Mom, Mohler, and Hitchens

We had a lovely Christmas this year, my first year as being an out atheist to my family. No one brought it up and no one seemed to care overmuch. It simply wasn't important to our family celebration...at least, on the outside.

On the inside, I know my mom cares very deeply and that she deals with the truth by pretending it doesn't exist most of the time. I have learned to accept that because how she copes with that truth is not my responsibility. 

Nevertheless, I was quite proud of how she dealt with things at Christmas. I knew deep down she had some things to say but I did not know if, or how, she'd say them. Based on the past, I could have expected that she might make pointed jabs or make some kind of scene. She didn't do that and I'm very proud of her for it. What she did do is include in one of my gift boxes a copy of The Baptist Record with some articles marked that might be "of interest." I'm actually quite fine with this approach because it's far more adult than what I've come to expect and I enjoy reading religious publications because they give me something to consider.

And so it was with this issue of the paper. The third article was a large, 3/4 page write-up on the death of Christopher Hitchens. It gave a little background about him and his "new atheism." It quoted a few religious folks who were mostly oozing with sympathy and sorrow over his demise. But it was the tweet by Alfred Mohler, president of the Southern Baptist Convention, that really caught my eye:

The death tonight of Christopher Hitchens is an excruciating reminder of the consequences of unbelief. We can only pray others will believe. The point about Christopher Hitchens is not that he died of unbelief, but that his unbelief is all that matters now. Unspeakably sad.

The first thing that grabbed me was this idea that Hitchens died because of unbelief.
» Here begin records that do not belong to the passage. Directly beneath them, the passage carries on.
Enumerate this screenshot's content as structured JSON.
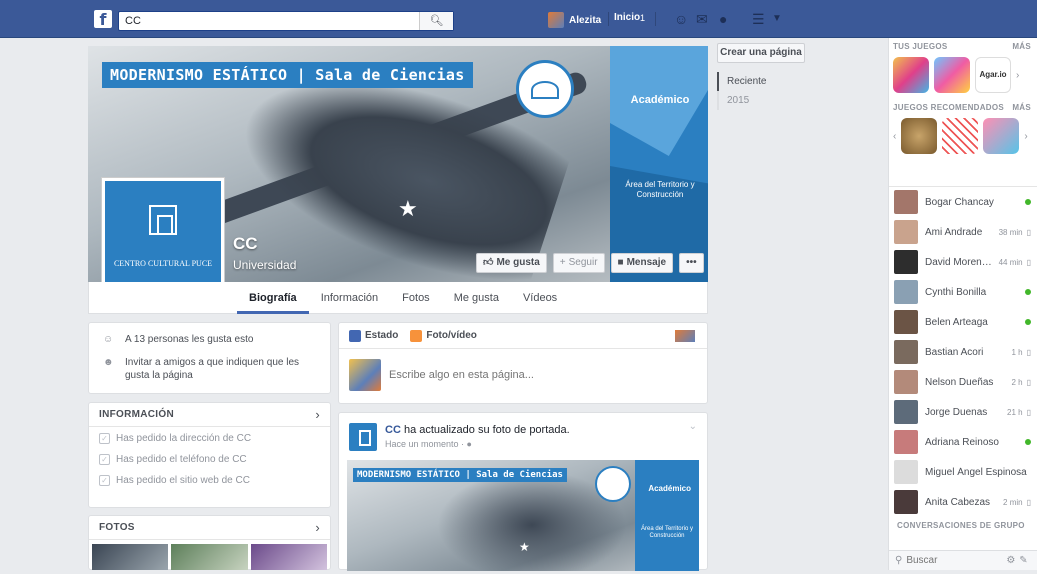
{
  "topbar": {
    "logo": "f",
    "search_value": "CC",
    "search_placeholder": "Buscar",
    "user_name": "Alezita",
    "home_label": "Inicio",
    "home_count": "1"
  },
  "page": {
    "cover_title": "MODERNISMO ESTÁTICO | Sala de Ciencias",
    "cover_panel_top": "Académico",
    "cover_panel_bottom": "Área del Territorio y Construcción",
    "profile_label": "CENTRO CULTURAL PUCE",
    "name": "CC",
    "category": "Universidad",
    "actions": {
      "like": "Me gusta",
      "follow": "Seguir",
      "message": "Mensaje",
      "more": "•••"
    },
    "tabs": [
      "Biografía",
      "Información",
      "Fotos",
      "Me gusta",
      "Vídeos"
    ]
  },
  "left": {
    "likes_text": "A 13 personas les gusta esto",
    "invite_text": "Invitar a amigos a que indiquen que les gusta la página",
    "info_header": "INFORMACIÓN",
    "info_items": [
      "Has pedido la dirección de CC",
      "Has pedido el teléfono de CC",
      "Has pedido el sitio web de CC"
    ],
    "photos_header": "FOTOS"
  },
  "composer": {
    "tab_status": "Estado",
    "tab_photo": "Foto/vídeo",
    "placeholder": "Escribe algo en esta página..."
  },
  "post": {
    "author": "CC",
    "action": " ha actualizado su foto de portada.",
    "time": "Hace un momento",
    "image_title": "MODERNISMO ESTÁTICO | Sala de Ciencias",
    "image_panel_top": "Académico",
    "image_panel_bottom": "Área del Territorio y Construcción"
  },
  "sidebar": {
    "create_page": "Crear una página",
    "timeline": [
      "Reciente",
      "2015"
    ]
  },
  "right": {
    "games_header": "TUS JUEGOS",
    "more_label": "MÁS",
    "recommended_header": "JUEGOS RECOMENDADOS",
    "game_label": "Agar.io",
    "chats": [
      {
        "name": "Bogar Chancay",
        "time": "",
        "online": true
      },
      {
        "name": "Ami Andrade",
        "time": "38 min",
        "online": false
      },
      {
        "name": "David Moreno...",
        "time": "44 min",
        "online": false
      },
      {
        "name": "Cynthi Bonilla",
        "time": "",
        "online": true
      },
      {
        "name": "Belen Arteaga",
        "time": "",
        "online": true
      },
      {
        "name": "Bastian Acori",
        "time": "1 h",
        "online": false
      },
      {
        "name": "Nelson Dueñas",
        "time": "2 h",
        "online": false
      },
      {
        "name": "Jorge Duenas",
        "time": "21 h",
        "online": false
      },
      {
        "name": "Adriana Reinoso",
        "time": "",
        "online": true
      },
      {
        "name": "Miguel Ángel Espinosa",
        "time": "",
        "online": false
      },
      {
        "name": "Anita Cabezas",
        "time": "2 min",
        "online": false
      }
    ],
    "group_header": "CONVERSACIONES DE GRUPO",
    "search_placeholder": "Buscar"
  }
}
Notice Mohler didn't say he died "in unbelief" but "of unbelief." There's a big difference there that's worth mentioning. Mohler seems to suggest that Hitchens' death was directly attributable to his unbelief in the Christian god. Did he mean that only unbelievers die of cancer? Surely not. That's demonstrably false. Did he mean that unbelievers die because they aren't praying? Surely not. That's stupid and false as well. So what exactly did Mohler mean by his statement?

Second, is this idea that only Hitchens' unbelief matters now. That seems to really wrap up the fundamentalist Christian viewpoint to me. No matter what you did in life, it's only what you believed on your deathbed that counts. Hitchens spent his entire life examining the world and sharing with us what he saw in it. Most of the time I think he was spot on. Sometimes I wondered what he was smoking. But I never doubted for one second that he wasn't brutally honest and passionate. Yet none of that matters to believers like Mohler. Nothing Hitchens did in his life is worth anything - it's only the fact that he died in unbelief and is now in Hell. What a degrading and disgusting dogma!
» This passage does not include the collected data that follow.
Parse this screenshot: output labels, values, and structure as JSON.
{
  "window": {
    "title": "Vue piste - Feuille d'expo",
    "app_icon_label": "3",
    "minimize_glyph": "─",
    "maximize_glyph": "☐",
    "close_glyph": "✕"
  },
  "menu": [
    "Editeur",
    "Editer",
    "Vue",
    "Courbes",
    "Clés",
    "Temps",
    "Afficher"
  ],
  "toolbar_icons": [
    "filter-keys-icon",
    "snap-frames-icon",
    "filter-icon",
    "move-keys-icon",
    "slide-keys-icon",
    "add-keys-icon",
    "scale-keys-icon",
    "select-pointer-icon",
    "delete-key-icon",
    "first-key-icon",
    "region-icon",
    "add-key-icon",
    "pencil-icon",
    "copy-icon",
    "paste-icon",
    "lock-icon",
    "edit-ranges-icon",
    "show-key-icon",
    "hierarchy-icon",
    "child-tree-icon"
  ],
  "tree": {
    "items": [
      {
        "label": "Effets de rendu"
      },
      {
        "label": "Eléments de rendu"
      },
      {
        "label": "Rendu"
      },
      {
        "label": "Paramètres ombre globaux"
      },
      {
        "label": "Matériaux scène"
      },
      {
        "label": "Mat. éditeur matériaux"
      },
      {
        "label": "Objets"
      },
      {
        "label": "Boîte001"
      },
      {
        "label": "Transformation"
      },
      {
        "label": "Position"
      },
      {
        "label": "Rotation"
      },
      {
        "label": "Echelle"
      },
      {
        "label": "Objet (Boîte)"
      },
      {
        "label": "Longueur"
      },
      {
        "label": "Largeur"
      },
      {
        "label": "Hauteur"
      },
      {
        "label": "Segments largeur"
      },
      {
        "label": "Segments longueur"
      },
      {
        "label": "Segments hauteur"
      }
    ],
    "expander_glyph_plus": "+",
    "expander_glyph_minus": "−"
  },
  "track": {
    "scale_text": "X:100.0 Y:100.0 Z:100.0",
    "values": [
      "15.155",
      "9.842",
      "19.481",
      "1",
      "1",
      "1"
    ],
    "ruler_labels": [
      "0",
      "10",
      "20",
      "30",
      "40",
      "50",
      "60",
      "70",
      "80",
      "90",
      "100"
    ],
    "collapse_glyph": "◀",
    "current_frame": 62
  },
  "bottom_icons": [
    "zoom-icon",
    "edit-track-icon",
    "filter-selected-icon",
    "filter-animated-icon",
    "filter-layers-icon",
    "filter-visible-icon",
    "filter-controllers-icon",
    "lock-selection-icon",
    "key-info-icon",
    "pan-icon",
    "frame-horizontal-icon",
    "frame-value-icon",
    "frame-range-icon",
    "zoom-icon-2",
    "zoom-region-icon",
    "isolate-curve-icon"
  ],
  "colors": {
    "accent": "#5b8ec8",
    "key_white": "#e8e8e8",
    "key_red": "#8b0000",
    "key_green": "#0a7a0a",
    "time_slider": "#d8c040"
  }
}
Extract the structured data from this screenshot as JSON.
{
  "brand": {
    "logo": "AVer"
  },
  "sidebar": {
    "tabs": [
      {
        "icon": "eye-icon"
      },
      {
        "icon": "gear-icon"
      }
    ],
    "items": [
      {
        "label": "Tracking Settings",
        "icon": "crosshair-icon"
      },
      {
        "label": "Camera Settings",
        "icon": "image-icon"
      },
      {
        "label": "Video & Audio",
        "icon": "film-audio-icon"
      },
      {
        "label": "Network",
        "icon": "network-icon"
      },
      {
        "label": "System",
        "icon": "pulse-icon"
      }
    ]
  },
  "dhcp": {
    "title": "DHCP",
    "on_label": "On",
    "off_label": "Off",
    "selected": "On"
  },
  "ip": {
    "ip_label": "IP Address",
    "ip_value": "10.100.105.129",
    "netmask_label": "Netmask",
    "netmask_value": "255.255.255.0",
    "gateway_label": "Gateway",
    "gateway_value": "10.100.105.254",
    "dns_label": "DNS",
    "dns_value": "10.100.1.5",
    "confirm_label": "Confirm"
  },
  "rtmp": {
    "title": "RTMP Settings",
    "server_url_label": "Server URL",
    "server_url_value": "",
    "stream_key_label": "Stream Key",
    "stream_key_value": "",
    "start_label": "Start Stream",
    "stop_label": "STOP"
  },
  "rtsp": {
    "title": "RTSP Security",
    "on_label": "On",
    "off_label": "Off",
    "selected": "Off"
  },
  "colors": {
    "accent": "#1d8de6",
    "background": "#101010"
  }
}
If my mom wonders why I can't accept Christianity in general and the Southern Baptist denomination in particular, she need look no farther than that one article to know why. I do not believe that there are any tyrannical deities in the sky waiting to punish us for the most trivial of offenses and neither do I believe that the sum of our lives is no more than whether we got one answer right or wrong at the end. I find that to be vile doctrine, cruel and stupid, that I can never again adhere to. I would rather die now as a person of honesty, passion, and dignity like Hitchens than to live a full lifetime of irresponsible musings, blind faith, and the pale immorality that Mohler espouses.